Me rendant du chemin…

Shimazaki Tōson | L’Étranger (1922)

Me rendant du chemin de Babylone à la Vienne, j’ai rencontré trois ou quatre fillettes que je connaissais. Nous étions bons amis depuis le jour où j’avais sauté à la corde avec elles. Toutes les fois qu’elles me voyaient, elles me disaient : « Monsieur le Japonais, venez donc jouer avec nous»…

[…]

Je suis descendu sous le pont. Là, on entendait d’habitude le bruit du linge que l’on battait, mais, ce jour‐là, les lavandières n’étaient pas nombreuses. Sur la rive, entre les platanes aux feuilles jaunies et l’endroit où l’on faisait sécher le linge, je contemplais les enfants du quartier qui jouaient. L’envie me prit de faire des ricochets devant un enfant. La pierre plate et bien lisse que j’avais ramassée et lancée a rebondi jusqu’au milieu de la rivière. En l’apercevant, les enfants se sont approchés de moi et m’ont demandé de leur apprendre à faire de tels ricochets. Parmi eux, certains apportaient des pierres rondes ramassées sur la rive ; d’autres essayaient de lancer des cailloux.
Tout le monde s’amusait. Je me suis demandé si ce jeu qui se pratique au bord de l’eau n’était connu qu’au Japon et si ces petits Français n’y avaient jamais joué.

Shimazaki Tōson, L’Étranger, 1922, chap.74 (traduction d’extraits par Pr Jean‐Pierre Levet).

Shimazaki est également marqué par l’hospitalité et la curiosité bienveillante des Limougeauds à son égard. Ce sentiment paraît réciproque, à en juger les différents épisodes de fraternisation entre l’auteur et les jeunes Ponticauds rencontrés durant ses promenades.
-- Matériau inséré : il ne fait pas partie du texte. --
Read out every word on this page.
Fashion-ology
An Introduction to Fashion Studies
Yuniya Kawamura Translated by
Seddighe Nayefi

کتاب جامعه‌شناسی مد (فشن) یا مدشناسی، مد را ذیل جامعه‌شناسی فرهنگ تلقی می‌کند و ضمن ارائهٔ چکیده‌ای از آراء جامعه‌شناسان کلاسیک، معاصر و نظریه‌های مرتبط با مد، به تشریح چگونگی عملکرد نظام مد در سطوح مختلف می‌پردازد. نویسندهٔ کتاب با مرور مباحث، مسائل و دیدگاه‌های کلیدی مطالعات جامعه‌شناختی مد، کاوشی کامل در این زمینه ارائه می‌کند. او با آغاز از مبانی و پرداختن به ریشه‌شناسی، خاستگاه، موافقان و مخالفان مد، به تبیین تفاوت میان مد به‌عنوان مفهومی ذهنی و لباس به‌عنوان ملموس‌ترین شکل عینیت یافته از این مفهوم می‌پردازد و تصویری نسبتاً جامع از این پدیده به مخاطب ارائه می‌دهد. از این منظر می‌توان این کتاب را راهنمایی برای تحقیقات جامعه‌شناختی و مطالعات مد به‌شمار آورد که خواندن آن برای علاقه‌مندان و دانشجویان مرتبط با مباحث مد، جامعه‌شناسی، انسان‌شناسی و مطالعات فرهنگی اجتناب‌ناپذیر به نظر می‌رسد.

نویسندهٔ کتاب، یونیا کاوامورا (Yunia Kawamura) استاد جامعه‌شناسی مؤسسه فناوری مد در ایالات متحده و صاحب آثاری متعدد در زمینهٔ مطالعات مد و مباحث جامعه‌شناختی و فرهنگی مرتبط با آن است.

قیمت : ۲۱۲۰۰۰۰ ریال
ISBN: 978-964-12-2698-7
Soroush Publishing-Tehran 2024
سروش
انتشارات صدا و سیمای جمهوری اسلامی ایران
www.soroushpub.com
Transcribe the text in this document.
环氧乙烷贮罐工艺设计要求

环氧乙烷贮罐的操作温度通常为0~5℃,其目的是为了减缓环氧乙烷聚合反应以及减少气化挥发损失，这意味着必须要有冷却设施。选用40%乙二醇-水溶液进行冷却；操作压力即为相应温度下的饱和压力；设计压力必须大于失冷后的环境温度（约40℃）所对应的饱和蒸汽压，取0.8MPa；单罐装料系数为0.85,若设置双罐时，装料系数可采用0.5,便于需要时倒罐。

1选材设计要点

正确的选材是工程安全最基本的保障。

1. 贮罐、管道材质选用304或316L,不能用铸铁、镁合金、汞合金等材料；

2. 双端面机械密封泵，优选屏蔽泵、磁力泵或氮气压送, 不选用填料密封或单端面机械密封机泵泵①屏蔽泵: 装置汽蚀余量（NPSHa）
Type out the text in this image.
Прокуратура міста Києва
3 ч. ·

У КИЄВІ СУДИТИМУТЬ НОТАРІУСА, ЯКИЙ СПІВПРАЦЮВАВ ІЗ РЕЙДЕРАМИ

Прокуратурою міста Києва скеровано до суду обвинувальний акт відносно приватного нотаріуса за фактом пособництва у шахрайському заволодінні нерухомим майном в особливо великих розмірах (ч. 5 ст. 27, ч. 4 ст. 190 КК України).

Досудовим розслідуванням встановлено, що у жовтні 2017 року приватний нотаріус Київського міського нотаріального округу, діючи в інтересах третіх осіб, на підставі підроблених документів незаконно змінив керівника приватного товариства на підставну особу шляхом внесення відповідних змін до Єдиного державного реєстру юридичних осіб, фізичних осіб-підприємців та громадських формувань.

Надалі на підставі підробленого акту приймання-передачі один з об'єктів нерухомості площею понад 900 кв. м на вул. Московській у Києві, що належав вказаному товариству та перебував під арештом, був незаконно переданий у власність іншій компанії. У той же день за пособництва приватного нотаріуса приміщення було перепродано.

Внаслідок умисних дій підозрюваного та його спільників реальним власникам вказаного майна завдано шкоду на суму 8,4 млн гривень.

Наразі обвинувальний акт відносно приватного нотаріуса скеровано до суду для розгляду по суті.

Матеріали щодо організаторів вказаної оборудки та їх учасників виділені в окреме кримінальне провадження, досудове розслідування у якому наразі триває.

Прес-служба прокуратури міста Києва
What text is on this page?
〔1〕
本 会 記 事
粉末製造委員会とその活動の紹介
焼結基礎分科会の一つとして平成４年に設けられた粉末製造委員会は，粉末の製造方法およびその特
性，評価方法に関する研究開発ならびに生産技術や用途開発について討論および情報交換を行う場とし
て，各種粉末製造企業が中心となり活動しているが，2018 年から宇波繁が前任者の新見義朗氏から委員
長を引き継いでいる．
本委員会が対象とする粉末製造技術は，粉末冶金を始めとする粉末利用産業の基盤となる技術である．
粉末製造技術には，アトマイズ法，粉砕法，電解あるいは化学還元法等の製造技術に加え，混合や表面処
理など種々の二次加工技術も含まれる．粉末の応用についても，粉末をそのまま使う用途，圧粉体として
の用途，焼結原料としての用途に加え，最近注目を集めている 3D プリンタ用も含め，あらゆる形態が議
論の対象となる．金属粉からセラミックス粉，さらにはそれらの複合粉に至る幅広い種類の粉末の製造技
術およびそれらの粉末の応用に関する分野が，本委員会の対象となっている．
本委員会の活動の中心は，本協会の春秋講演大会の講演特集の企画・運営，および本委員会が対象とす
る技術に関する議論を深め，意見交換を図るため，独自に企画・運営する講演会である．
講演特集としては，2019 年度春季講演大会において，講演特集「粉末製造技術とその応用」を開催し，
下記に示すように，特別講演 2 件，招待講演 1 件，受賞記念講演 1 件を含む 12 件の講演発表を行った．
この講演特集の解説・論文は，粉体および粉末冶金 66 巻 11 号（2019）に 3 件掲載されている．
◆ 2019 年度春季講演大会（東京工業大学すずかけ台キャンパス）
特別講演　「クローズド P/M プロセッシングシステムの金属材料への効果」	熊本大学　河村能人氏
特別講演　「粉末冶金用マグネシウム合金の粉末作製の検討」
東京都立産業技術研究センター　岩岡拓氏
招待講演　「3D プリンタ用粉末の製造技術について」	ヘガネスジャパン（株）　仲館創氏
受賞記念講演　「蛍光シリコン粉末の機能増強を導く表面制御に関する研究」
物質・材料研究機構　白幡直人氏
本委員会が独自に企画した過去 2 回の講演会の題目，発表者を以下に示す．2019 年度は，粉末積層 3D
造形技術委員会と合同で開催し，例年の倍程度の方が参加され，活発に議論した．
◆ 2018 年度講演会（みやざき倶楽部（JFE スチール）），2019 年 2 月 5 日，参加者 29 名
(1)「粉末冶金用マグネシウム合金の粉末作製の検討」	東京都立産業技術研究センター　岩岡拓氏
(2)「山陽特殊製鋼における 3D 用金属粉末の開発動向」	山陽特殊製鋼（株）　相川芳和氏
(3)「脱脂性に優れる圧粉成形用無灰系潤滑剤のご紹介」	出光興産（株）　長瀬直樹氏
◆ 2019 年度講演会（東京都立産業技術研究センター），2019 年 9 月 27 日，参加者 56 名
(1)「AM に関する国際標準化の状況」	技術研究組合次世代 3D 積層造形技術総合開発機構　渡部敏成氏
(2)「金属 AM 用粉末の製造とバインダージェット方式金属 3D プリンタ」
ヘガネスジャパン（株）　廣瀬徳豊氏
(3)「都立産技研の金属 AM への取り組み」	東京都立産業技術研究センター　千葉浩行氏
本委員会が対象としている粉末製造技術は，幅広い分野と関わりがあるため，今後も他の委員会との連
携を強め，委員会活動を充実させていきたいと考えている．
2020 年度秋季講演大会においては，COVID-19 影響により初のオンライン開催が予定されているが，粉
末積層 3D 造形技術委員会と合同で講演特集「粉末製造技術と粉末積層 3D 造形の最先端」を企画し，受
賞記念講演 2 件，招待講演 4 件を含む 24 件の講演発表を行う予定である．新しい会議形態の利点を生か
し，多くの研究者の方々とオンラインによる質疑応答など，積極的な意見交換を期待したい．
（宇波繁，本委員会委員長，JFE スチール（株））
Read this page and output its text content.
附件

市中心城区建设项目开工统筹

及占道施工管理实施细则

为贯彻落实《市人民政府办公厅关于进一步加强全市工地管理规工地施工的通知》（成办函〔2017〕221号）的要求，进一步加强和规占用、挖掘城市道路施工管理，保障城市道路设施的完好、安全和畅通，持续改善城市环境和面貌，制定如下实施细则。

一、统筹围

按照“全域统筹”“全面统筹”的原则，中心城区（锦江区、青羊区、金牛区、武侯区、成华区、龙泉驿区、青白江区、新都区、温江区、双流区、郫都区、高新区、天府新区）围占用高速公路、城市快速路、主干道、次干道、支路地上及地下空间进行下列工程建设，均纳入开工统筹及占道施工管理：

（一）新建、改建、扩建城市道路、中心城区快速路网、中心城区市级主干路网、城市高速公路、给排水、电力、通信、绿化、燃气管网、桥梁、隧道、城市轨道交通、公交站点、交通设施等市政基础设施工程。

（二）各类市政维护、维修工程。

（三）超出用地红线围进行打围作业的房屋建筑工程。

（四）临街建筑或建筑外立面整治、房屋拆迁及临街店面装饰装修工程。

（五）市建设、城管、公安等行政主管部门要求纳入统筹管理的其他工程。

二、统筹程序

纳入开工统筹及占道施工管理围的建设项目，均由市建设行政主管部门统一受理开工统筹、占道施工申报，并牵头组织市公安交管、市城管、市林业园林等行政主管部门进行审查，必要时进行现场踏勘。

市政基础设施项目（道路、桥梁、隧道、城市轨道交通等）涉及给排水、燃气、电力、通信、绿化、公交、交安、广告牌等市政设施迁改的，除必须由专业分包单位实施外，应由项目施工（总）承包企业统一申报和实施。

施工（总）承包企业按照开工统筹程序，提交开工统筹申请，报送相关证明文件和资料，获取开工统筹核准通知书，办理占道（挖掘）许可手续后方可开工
Près du Pont‐Neuf, il y avait un petit café sans prétention, à l’enseigne du Comptoir. Chaque fois que mes pas me conduisaient en cet endroit, le fils des patrons courait vers moi pour me serrer la main. Même lorsque cet enfant jouait en compagnie de petits camarades au pied des arbres, il ne manquait pas de venir à la hâte me saluer. Il s’était donc bien habitué au voyageur étranger que j’étais.

Shimazaki Tōson, L’Étranger, 1922, chap.73 (trad. Jean‐Pierre Levet).

À ces petites filles j’ai donné un paquet de gâteaux et nous sommes devenus de si bons amis qu’elles m’ont chanté des chansons. En entendant ce chant en langue limousine qui sortait de la bouche d’innocentes fillettes, j’ai versé des larmes.

Shimazaki Tōson, Lettres de France, 1914 (trad. Jean‐Pierre Levet).

J’ai aperçu, sur le seuil d’une porte, un enfant qui tenait un morceau de pain et du fromage dans la main. Il n’y a aucune différence entre un enfant français dévorant du pain avec plaisir et un petit Japonais mordant avidement dans une boule de riz.

Shimazaki Tōson, L’Étranger, 1922, chap.74 (trad. Jean‐Pierre Levet).

Ces séquences de jeux, ces souvenirs traduisent de façon très sensible l’humanité qui se dégage des moments vécus par l’auteur à Limoges, et son souci d’en rendre compte. En dépit de son statut d’étranger, revendiqué jusque dans le titre de son œuvre, Shimazaki repart du Limousin touché par l’universalité des rencontres et des observations qu’il a pu y faire.